Since Republicans need to redirect anxiety towards the stereotype they have discovered a "terrorist" friend of Obama called Bill Ayres who belonged to a violent sect called the Weathermen in the Vietnam years but has refashioned himself as a respectable professor in Chicago. The trouble is that he looks what he is now, a friendly, mild-mannered, well-meaning academic, which rather defeats the purpose. He is not even black, let alone an Arab.

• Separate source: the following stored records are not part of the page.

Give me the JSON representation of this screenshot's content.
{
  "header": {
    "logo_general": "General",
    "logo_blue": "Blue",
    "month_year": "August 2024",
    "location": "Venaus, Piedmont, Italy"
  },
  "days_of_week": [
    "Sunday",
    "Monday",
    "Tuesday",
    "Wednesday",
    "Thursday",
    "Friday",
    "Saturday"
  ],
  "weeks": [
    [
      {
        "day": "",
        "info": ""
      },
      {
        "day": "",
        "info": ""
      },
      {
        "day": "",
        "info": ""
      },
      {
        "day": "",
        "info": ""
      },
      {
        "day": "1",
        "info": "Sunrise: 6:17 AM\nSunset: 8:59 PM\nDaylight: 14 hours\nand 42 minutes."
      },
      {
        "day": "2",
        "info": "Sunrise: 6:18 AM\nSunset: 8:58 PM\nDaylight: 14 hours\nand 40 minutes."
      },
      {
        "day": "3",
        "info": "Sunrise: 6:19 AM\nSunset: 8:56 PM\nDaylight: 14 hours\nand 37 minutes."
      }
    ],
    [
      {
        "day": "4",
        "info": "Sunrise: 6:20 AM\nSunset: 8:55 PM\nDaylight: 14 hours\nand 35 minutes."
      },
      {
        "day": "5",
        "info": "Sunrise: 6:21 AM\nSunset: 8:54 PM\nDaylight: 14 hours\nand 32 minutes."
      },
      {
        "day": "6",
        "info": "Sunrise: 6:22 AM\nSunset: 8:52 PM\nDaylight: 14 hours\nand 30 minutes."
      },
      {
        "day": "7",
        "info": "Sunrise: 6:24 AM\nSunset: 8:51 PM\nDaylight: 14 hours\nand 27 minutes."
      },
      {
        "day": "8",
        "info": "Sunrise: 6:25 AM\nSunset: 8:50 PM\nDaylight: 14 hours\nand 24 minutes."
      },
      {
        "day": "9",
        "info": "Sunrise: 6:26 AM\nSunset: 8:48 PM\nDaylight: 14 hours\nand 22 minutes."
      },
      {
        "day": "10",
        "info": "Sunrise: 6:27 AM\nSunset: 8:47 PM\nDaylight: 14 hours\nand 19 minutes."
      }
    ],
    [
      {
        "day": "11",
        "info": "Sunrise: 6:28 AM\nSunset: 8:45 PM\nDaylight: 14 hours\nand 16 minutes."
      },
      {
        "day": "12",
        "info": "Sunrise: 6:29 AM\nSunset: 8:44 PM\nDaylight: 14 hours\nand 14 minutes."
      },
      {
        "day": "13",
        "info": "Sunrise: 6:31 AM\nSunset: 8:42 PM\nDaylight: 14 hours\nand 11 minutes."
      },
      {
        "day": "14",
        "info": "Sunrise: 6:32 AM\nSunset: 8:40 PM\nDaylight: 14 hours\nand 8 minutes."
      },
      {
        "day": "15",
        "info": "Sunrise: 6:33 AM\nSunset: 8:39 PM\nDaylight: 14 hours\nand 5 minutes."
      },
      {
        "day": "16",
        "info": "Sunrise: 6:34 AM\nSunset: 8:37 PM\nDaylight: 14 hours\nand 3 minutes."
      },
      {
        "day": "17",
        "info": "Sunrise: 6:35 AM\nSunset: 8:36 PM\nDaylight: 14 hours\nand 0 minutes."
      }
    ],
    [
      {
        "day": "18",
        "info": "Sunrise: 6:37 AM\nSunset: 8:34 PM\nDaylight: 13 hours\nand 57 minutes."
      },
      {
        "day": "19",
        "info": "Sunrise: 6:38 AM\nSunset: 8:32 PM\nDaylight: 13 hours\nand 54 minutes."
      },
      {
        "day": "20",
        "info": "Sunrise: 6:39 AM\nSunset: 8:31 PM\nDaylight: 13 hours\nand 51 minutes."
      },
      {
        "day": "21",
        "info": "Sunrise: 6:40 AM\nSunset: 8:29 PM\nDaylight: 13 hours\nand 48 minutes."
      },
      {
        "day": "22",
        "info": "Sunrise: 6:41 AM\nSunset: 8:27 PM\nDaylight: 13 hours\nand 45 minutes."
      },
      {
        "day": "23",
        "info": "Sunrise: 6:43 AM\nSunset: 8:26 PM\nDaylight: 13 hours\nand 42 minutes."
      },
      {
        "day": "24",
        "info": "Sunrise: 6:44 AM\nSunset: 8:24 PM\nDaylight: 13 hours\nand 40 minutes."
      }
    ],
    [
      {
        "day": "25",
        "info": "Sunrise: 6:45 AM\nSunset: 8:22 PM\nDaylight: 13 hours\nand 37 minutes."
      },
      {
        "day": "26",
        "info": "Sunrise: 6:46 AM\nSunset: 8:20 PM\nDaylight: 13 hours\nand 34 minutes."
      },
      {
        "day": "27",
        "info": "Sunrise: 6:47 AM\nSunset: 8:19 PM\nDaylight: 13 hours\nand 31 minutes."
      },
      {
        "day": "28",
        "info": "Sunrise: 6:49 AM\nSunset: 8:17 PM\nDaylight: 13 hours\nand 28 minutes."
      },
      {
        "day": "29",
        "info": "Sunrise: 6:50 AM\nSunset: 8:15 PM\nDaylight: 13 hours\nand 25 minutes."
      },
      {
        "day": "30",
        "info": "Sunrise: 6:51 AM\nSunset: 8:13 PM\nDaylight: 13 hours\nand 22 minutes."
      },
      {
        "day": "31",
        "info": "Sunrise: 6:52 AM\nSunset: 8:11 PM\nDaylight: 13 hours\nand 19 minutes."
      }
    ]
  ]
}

However, McCain and Palin can barely hold their breath as they gasp that Obama consorted with an America-hater.

It would be comforting to report that the future of the world was dependent on more serious considerations.

But you realise that the ground has shifted when Donald Trump, maverick construction and gambling magnate, and hardly an ex-Weatherman closet Communist, wants to impeach George Bush because, as he told a news channel, "He got us into this horrible [Iraq] war with lies… It wasn't Saddam Hussein that took down the World Trade Center … in fact Saddam killed terrorists because he did not want them in his country… Now Iraq is a breeding ground for terrorists… What have we created [in Iraq]? A mess. The day we leave, forget it!" This may not work as an essay for The Brookings Institution, but on the nodal points of policy Trump could not be more correct.

Curiously, it is Bush who seems to have recognised the huge folly of warmongering, having prevented, in his last months, Israel from an unilateral attack on Iran, come to an accommodation with Hezbollah through Qatar, opened negotiations with Taliban through Saudi Arabia and recognised that the only exit from Iraq is a gradual creep-out, vacating space for largely pro-Iran elements to stabilise the country.

But as Bush comes to his senses, McCain takes leave of his. The American Republic should never be left to the Republicans.